The crème de la crème of cunning crooks and crafty con artists have been leading US citizens a merry dance with their latest scheme: using the Internal Revenue Service’s caller ID to make threatening calls demanding that their victims pay their ‘overdue tax’. In the aftermath of the initial bombshell, the caller will casually request that the tax be paid via debit card or a wire transfer, both methods conspicuous by their untraceability.

You may think that this scam is clumsy and glaringly obvious. As we’re about to demonstrate, we’ve seen numerous instances of badly executed IRS impersonations in the past: heavy accents, threadbare information about their potential victims and a habit of dropping the phone like it’s hot when the victims press for information…

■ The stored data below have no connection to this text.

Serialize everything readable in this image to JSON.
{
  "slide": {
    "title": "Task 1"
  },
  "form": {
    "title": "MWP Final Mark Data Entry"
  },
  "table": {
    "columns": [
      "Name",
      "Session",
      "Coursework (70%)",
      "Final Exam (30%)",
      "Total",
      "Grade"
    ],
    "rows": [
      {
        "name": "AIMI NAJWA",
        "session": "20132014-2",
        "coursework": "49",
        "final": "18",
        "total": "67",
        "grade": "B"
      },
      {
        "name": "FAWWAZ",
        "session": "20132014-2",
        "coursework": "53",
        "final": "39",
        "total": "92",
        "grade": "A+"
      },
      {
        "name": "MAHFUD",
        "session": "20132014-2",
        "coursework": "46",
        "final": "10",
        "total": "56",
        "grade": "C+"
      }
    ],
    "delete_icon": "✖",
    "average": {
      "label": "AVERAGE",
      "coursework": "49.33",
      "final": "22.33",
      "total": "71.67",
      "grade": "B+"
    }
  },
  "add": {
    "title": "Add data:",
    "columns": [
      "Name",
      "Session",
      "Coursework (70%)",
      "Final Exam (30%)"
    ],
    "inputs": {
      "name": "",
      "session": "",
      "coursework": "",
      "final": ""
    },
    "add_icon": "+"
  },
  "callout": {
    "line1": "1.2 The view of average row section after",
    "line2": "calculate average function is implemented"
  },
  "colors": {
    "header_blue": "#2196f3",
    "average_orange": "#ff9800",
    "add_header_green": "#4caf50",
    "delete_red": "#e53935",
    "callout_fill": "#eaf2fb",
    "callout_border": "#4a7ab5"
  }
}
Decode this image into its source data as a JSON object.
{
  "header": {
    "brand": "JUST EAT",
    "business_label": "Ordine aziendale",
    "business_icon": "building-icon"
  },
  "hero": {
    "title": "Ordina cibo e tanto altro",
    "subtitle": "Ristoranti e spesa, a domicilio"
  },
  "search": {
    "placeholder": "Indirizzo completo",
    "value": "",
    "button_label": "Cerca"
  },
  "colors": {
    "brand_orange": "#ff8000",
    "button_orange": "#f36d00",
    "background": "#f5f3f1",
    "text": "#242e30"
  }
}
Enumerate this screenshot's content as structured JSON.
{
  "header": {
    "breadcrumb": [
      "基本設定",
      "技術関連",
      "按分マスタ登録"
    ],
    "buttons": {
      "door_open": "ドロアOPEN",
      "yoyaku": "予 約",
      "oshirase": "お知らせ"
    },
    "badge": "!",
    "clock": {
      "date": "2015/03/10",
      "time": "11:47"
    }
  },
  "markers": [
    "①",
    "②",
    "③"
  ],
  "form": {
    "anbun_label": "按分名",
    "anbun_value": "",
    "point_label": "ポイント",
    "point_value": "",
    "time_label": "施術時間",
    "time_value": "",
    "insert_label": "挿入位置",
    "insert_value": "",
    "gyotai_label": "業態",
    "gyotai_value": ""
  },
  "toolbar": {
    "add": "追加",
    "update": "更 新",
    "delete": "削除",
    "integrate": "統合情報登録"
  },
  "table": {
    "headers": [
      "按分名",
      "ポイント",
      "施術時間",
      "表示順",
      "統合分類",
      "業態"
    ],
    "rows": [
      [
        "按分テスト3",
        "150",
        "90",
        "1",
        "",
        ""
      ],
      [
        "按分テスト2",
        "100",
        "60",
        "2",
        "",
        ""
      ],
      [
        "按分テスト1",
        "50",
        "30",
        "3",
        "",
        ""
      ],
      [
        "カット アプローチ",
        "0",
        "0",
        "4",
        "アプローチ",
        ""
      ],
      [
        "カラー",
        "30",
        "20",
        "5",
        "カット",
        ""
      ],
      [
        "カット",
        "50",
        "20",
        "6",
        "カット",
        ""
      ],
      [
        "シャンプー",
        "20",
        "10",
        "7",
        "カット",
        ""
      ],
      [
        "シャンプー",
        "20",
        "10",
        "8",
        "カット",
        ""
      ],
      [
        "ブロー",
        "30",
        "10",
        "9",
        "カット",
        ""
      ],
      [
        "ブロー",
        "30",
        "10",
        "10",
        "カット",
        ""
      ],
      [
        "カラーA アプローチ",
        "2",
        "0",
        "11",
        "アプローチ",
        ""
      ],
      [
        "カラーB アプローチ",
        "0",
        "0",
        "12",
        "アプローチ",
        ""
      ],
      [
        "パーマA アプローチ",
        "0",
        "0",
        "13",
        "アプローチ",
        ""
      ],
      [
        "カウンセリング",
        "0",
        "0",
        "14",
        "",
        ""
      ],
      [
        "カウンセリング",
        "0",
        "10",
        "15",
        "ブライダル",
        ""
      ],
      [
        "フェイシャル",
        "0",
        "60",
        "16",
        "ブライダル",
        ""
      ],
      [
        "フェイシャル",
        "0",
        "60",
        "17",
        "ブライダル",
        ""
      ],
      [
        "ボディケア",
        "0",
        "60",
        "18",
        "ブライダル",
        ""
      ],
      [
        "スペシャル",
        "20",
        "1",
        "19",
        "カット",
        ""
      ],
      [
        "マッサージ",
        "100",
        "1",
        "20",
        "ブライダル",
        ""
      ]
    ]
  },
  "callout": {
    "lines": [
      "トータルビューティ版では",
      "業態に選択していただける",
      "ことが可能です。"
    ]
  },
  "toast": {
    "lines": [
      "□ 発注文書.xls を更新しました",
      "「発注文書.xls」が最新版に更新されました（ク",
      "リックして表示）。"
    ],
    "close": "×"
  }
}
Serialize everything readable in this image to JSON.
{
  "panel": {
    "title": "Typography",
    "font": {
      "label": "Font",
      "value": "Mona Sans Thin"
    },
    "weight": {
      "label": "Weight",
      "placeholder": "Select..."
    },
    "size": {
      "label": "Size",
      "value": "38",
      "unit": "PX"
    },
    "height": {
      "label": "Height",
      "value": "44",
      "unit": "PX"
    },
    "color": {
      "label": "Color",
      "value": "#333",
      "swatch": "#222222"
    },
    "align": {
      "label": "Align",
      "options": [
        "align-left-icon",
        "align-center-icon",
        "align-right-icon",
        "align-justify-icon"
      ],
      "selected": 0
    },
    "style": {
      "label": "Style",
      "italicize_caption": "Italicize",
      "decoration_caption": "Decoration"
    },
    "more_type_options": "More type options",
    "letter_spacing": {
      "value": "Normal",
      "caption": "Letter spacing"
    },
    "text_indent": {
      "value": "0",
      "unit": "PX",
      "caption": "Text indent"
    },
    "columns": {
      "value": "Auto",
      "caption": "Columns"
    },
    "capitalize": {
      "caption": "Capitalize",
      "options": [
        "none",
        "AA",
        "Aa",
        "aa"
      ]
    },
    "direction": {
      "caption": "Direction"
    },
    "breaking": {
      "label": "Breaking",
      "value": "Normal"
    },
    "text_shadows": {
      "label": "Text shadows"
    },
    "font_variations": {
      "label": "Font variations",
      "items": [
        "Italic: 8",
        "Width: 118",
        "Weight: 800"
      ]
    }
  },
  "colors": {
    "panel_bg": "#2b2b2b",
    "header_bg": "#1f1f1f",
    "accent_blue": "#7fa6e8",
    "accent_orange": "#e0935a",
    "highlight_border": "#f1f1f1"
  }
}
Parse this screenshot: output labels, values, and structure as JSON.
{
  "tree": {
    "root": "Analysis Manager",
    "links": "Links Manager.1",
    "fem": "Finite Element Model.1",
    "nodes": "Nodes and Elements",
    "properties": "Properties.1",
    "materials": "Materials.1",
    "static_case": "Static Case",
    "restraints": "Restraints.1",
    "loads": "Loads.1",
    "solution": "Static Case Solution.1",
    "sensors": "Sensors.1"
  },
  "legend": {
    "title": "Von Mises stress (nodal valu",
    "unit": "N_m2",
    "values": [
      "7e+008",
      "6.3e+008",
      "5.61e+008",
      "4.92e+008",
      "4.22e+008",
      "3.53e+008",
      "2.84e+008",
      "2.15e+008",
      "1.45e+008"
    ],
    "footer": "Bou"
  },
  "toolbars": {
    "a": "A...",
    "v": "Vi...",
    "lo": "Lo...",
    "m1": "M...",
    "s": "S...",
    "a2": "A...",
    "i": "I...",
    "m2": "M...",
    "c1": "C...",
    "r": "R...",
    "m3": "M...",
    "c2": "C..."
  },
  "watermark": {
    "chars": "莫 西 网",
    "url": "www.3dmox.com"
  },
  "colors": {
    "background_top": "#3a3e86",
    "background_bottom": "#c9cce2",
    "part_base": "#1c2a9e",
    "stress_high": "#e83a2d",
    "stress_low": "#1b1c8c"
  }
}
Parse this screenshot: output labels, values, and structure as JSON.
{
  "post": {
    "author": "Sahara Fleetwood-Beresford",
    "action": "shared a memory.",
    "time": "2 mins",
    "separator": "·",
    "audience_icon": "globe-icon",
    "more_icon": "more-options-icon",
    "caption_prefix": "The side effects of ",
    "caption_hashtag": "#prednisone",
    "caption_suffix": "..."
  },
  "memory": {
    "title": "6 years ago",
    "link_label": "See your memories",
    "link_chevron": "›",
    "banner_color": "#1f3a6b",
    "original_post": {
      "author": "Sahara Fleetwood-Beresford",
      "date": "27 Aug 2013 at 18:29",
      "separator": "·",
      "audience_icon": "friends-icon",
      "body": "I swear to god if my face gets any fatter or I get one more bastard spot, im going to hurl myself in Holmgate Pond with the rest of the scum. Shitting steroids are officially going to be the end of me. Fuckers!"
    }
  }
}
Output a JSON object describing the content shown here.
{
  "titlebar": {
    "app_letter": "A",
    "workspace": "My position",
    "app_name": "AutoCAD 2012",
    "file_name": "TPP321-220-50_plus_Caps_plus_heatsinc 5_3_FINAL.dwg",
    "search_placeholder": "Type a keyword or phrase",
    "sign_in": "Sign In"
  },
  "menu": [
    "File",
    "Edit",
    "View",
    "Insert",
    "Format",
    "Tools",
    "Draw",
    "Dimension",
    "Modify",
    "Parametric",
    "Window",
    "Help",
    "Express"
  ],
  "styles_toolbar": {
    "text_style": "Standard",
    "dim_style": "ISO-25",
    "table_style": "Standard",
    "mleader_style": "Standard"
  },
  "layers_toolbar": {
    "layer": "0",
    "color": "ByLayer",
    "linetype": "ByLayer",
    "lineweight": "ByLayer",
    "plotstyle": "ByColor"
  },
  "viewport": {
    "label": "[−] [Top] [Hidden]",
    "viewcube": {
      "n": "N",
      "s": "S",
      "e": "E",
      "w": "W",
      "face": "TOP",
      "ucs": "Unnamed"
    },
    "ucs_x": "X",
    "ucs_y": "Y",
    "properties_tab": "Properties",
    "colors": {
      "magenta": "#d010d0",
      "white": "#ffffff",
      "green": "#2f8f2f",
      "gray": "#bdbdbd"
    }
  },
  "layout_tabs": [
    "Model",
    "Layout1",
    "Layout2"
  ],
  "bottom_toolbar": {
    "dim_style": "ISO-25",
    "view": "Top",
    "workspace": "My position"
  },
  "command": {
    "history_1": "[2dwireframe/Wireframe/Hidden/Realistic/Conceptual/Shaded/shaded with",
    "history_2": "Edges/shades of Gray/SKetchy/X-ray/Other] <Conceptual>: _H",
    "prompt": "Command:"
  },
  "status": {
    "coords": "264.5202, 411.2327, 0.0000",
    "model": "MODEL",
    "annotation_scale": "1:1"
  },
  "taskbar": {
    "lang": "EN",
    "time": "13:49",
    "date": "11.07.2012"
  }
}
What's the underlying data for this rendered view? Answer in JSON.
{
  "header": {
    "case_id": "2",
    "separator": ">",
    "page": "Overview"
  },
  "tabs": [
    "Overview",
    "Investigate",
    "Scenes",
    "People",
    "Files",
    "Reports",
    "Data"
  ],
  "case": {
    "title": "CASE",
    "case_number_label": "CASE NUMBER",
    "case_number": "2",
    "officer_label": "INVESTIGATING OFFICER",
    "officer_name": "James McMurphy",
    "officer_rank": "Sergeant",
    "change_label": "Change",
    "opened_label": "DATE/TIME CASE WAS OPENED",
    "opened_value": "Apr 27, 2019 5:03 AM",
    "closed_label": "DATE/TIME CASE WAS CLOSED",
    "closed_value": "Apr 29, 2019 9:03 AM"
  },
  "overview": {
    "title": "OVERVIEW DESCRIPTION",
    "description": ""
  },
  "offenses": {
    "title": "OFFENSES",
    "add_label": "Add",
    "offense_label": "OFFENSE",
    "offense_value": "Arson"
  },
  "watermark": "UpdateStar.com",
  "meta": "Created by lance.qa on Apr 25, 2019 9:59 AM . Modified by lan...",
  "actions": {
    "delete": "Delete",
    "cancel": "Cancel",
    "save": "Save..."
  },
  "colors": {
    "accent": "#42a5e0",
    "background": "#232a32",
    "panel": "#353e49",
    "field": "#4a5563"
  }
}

User Dumbo proved himself not very dumb at all when he received a call from 5302385813:

A man with a thick accent said his name barely audible and claimed to be from the IRS and said that this call was regarding some debt I allegedly had. He got very rude and threatened to freeze my accounts and credit cards. The thing is, I don’t have any debt and I’m VERY sure of it. So I told him not to call anymore and, still hearing his protests through the phone, I just hung up.

‘Xaviera’, meanwhile, was pestered by 7165757391:

I was called three times in 2 hours. Each time they claimed to be IRS and they said something about taxes or debts, I didn’t really get it because he had an indian accent. Anyway, firstly I know for sure that the IRS won’t call people, it will use the US Mail service to reach the person they want. So their claim is false. And second, they wanted to talk to a different person and I told them each time that I’m not the one they’re looking for. I was informed that it didn’t matter. Now that’s a trustworthy business…

Very savvy, guys. Hang in there: we’re proud of you.

However, these guys have gone the extra step. Not only are they calling from what appears to be the IRS’s bona fide number (spoofed, naturally), they also somehow know the last 4 digits of your social security number and make it a royal flush with staff names, badge numbers and often emails with the IRS logo and format.

But they don’t even draw the line there! We covered the worrying rise in number-spoofing in a previous blog, “Who Spoofed the Sheriff?”: fraudsters can make use of technology that masks their real caller ID and replaces it either with a nonsense number (000-000-0000 being a favourite), or (oh the audacity!) the caller ID of a publicly recognised establishment. If you don’t comply, or seem doubtful, the guys behind the IRS scam will proceed to follow up the call with further harassment from the police or the Department of Motor Vehicles; number-spoofing is child’s play to these guys so prepare for a barrage of calls, all ostensibly from the correct caller IDs. Armed with this facade of legitimacy and threats of arrest, deportation or confiscation of your business or driving licence, they’ll have you listening.

However, as always, we urge you to BE WARY! IRS Acting Commissioner Danny Werfel stresses that in the first instance, notification about due tax will in most cases be sent in the mail. Payment will be requested via cheques or bank transfers, never wire transfers or debit card! Moreover, they are an independent body and do not act in conjunction with state police or other organisations.

If you receive an unprompted call claiming to be from the IRS, we advise you to call them directly on 800-829-1040. You can also wise up using the official IRS ‘scam-alert’ web page. In the meantime, keep searching and reporting numbers on tellows and give each other a hand in the fight against scam callers!